Question

A ladder is placed along a wall of a house such that its upper end is touching the top of the wall. The foot of the ladder is 2 m away from the wall and the ladder is making an angle of $60^o$ with the level of the ground. Determine the height of the wall.

Answer 1

Hint: The angle of elevation is the angle above the eye level of the observer towards a given point. The angle of depression is the angle below the eye level of the observer towards a given point. The tangent function is the ratio of the opposite side and the adjacent side.
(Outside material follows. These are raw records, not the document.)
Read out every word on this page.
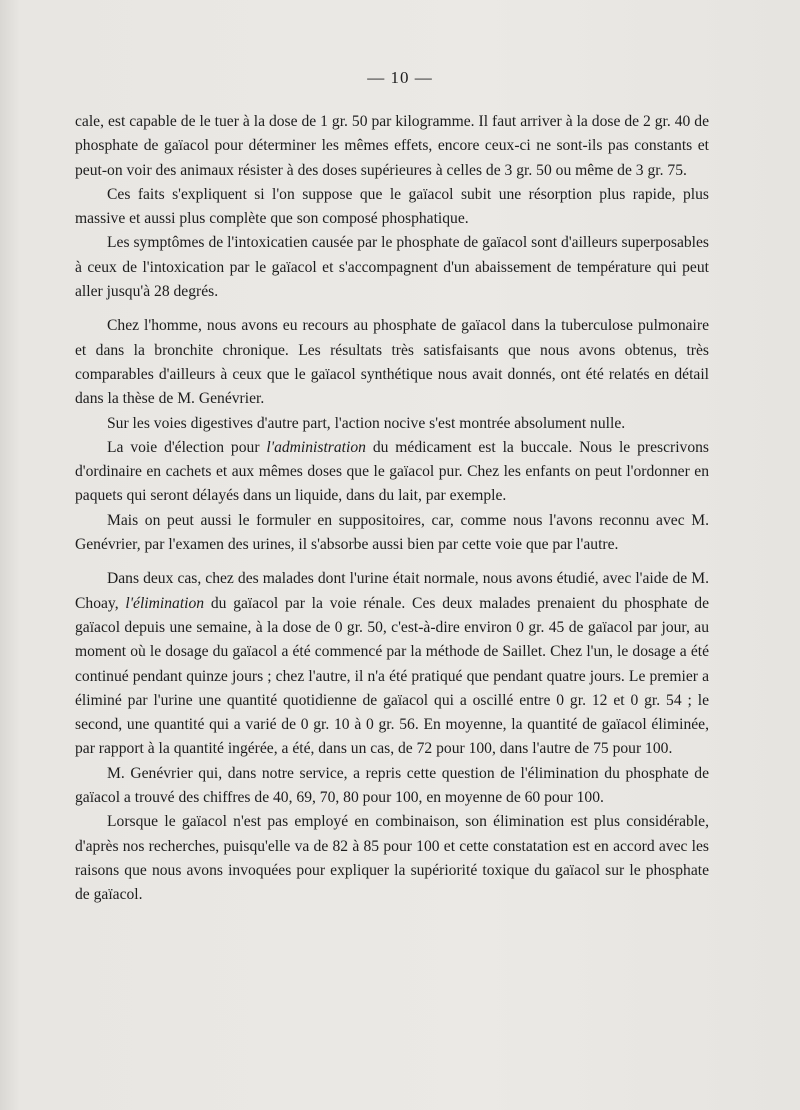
— 10 —

cale, est capable de le tuer à la dose de 1 gr. 50 par kilogramme. Il faut arriver à la dose de 2 gr. 40 de phosphate de gaïacol pour déterminer les mêmes effets, encore ceux-ci ne sont-ils pas constants et peut-on voir des animaux résister à des doses supérieures à celles de 3 gr. 50 ou même de 3 gr. 75.

Ces faits s'expliquent si l'on suppose que le gaïacol subit une résorption plus rapide, plus massive et aussi plus complète que son composé phosphatique.

Les symptômes de l'intoxicatien causée par le phosphate de gaïacol sont d'ailleurs superposables à ceux de l'intoxication par le gaïacol et s'accompagnent d'un abaissement de température qui peut aller jusqu'à 28 degrés.

Chez l'homme, nous avons eu recours au phosphate de gaïacol dans la tuberculose pulmonaire et dans la bronchite chronique. Les résultats très satisfaisants que nous avons obtenus, très comparables d'ailleurs à ceux que le gaïacol synthétique nous avait donnés, ont été relatés en détail dans la thèse de M. Genévrier.

Sur les voies digestives d'autre part, l'action nocive s'est montrée absolument nulle.

La voie d'élection pour l'administration du médicament est la buccale. Nous le prescrivons d'ordinaire en cachets et aux mêmes doses que le gaïacol pur. Chez les enfants on peut l'ordonner en paquets qui seront délayés dans un liquide, dans du lait, par exemple.

Mais on peut aussi le formuler en suppositoires, car, comme nous l'avons reconnu avec M. Genévrier, par l'examen des urines, il s'absorbe aussi bien par cette voie que par l'autre.

Dans deux cas, chez des malades dont l'urine était normale, nous avons étudié, avec l'aide de M. Choay, l'élimination du gaïacol par la voie rénale. Ces deux malades prenaient du phosphate de gaïacol depuis une semaine, à la dose de 0 gr. 50, c'est-à-dire environ 0 gr. 45 de gaïacol par jour, au moment où le dosage du gaïacol a été commencé par la méthode de Saillet. Chez l'un, le dosage a été continué pendant quinze jours ; chez l'autre, il n'a été pratiqué que pendant quatre jours. Le premier a éliminé par l'urine une quantité quotidienne de gaïacol qui a oscillé entre 0 gr. 12 et 0 gr. 54 ; le second, une quantité qui a varié de 0 gr. 10 à 0 gr. 56. En moyenne, la quantité de gaïacol éliminée, par rapport à la quantité ingérée, a été, dans un cas, de 72 pour 100, dans l'autre de 75 pour 100.

M. Genévrier qui, dans notre service, a repris cette question de l'élimination du phosphate de gaïacol a trouvé des chiffres de 40, 69, 70, 80 pour 100, en moyenne de 60 pour 100.

Lorsque le gaïacol n'est pas employé en combinaison, son élimination est plus considérable, d'après nos recherches, puisqu'elle va de 82 à 85 pour 100 et cette constatation est en accord avec les raisons que nous avons invoquées pour expliquer la supériorité toxique du gaïacol sur le phosphate de gaïacol.
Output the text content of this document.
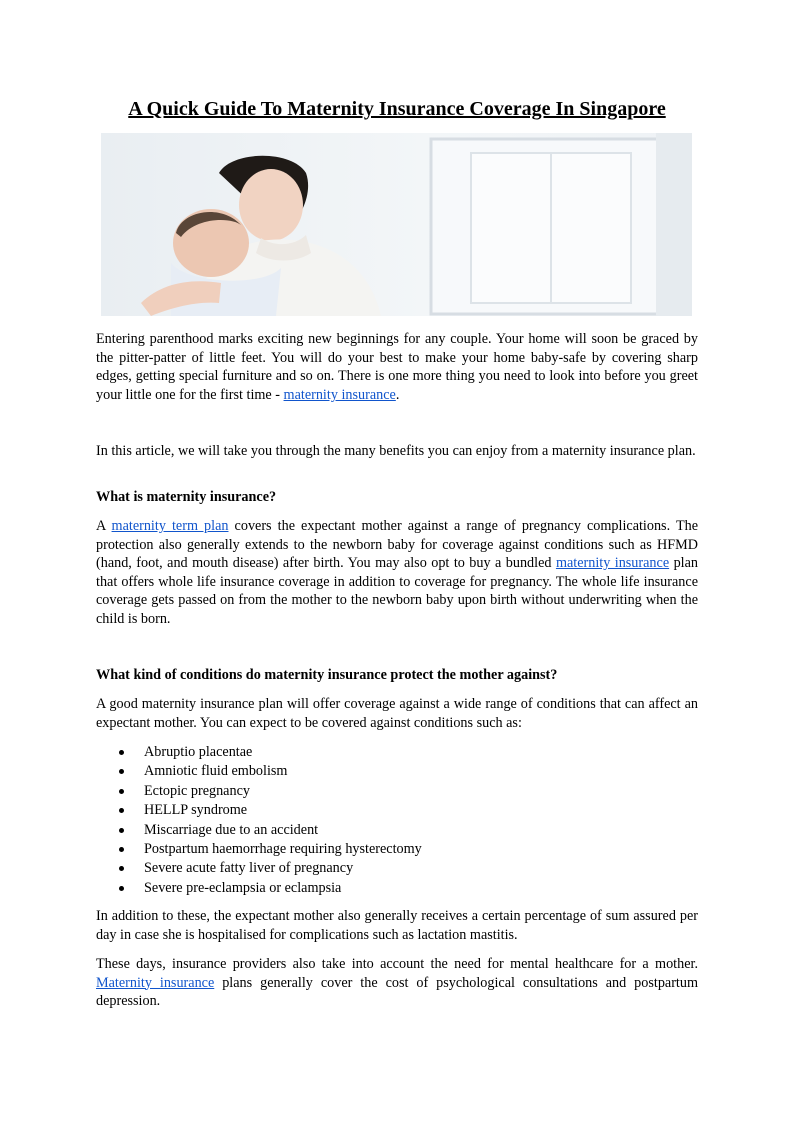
A Quick Guide To Maternity Insurance Coverage In Singapore

Entering parenthood marks exciting new beginnings for any couple. Your home will soon be graced by the pitter-patter of little feet. You will do your best to make your home baby-safe by covering sharp edges, getting special furniture and so on. There is one more thing you need to look into before you greet your little one for the first time - maternity insurance.

In this article, we will take you through the many benefits you can enjoy from a maternity insurance plan.

What is maternity insurance?

A maternity term plan covers the expectant mother against a range of pregnancy complications. The protection also generally extends to the newborn baby for coverage against conditions such as HFMD (hand, foot, and mouth disease) after birth. You may also opt to buy a bundled maternity insurance plan that offers whole life insurance coverage in addition to coverage for pregnancy. The whole life insurance coverage gets passed on from the mother to the newborn baby upon birth without underwriting when the child is born.

What kind of conditions do maternity insurance protect the mother against?

A good maternity insurance plan will offer coverage against a wide range of conditions that can affect an expectant mother. You can expect to be covered against conditions such as:

Abruptio placentae
Amniotic fluid embolism
Ectopic pregnancy
HELLP syndrome
Miscarriage due to an accident
Postpartum haemorrhage requiring hysterectomy
Severe acute fatty liver of pregnancy
Severe pre-eclampsia or eclampsia

In addition to these, the expectant mother also generally receives a certain percentage of sum assured per day in case she is hospitalised for complications such as lactation mastitis.

These days, insurance providers also take into account the need for mental healthcare for a mother. Maternity insurance plans generally cover the cost of psychological consultations and postpartum depression.
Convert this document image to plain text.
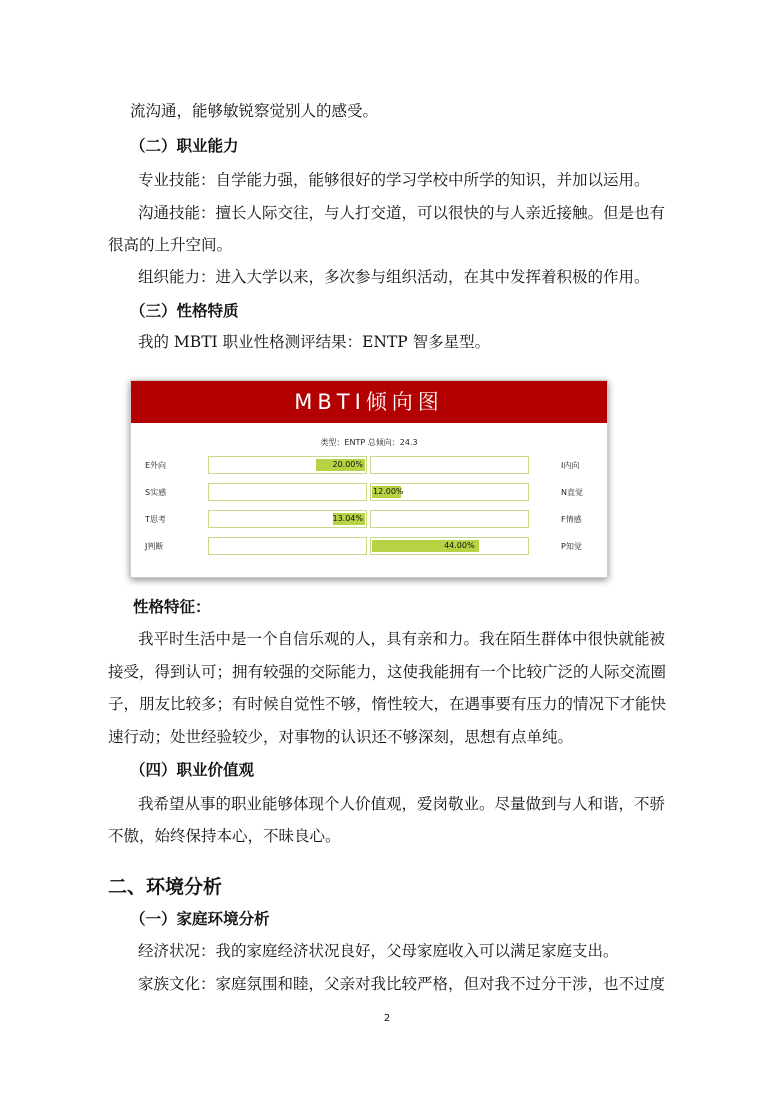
流沟通，能够敏锐察觉别人的感受。
（二）职业能力
专业技能：自学能力强，能够很好的学习学校中所学的知识，并加以运用。
沟通技能：擅长人际交往，与人打交道，可以很快的与人亲近接触。但是也有
很高的上升空间。
组织能力：进入大学以来，多次参与组织活动，在其中发挥着积极的作用。
（三）性格特质
我的 MBTI 职业性格测评结果：ENTP 智多星型。
MBTI倾向图
类型：ENTP 总倾向：24.3
E外向	I内向
20.00%
S实感	N直觉
12.00%
T思考	F情感
13.04%
J判断	P知觉
44.00%
性格特征：
我平时生活中是一个自信乐观的人，具有亲和力。我在陌生群体中很快就能被
接受，得到认可；拥有较强的交际能力，这使我能拥有一个比较广泛的人际交流圈
子，朋友比较多；有时候自觉性不够，惰性较大，在遇事要有压力的情况下才能快
速行动；处世经验较少，对事物的认识还不够深刻，思想有点单纯。
（四）职业价值观
我希望从事的职业能够体现个人价值观，爱岗敬业。尽量做到与人和谐，不骄
不傲，始终保持本心，不昧良心。
二、环境分析
（一）家庭环境分析
经济状况：我的家庭经济状况良好，父母家庭收入可以满足家庭支出。
家族文化：家庭氛围和睦，父亲对我比较严格，但对我不过分干涉，也不过度
2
Complete step-by-step answer:

Let the wall DC be of the length h. The base of the ladder E is at a distance of 2 m from C as shown, where DE is the ladder. We will apply trigonometric formulas in triangle DCE as follows-

$

  In\;\vartriangle DCE,\; \\

  \tan {60^{\text{o}}} = \dfrac{{CD}}{{CE}} \\

  \sqrt 3 = \dfrac{{\text{h}}}{2} \\

  {\text{h}} = 2\sqrt 3 \;{\text{m}} \\

$


Therefore the height of the wall is 2 x 1.732 = 3.464 m.


Note: In such types of questions, it is important to read the language of the question carefully and draw the diagram step by step correctly. When the diagram is drawn, we just have to apply basic trigonometry to find the required answer.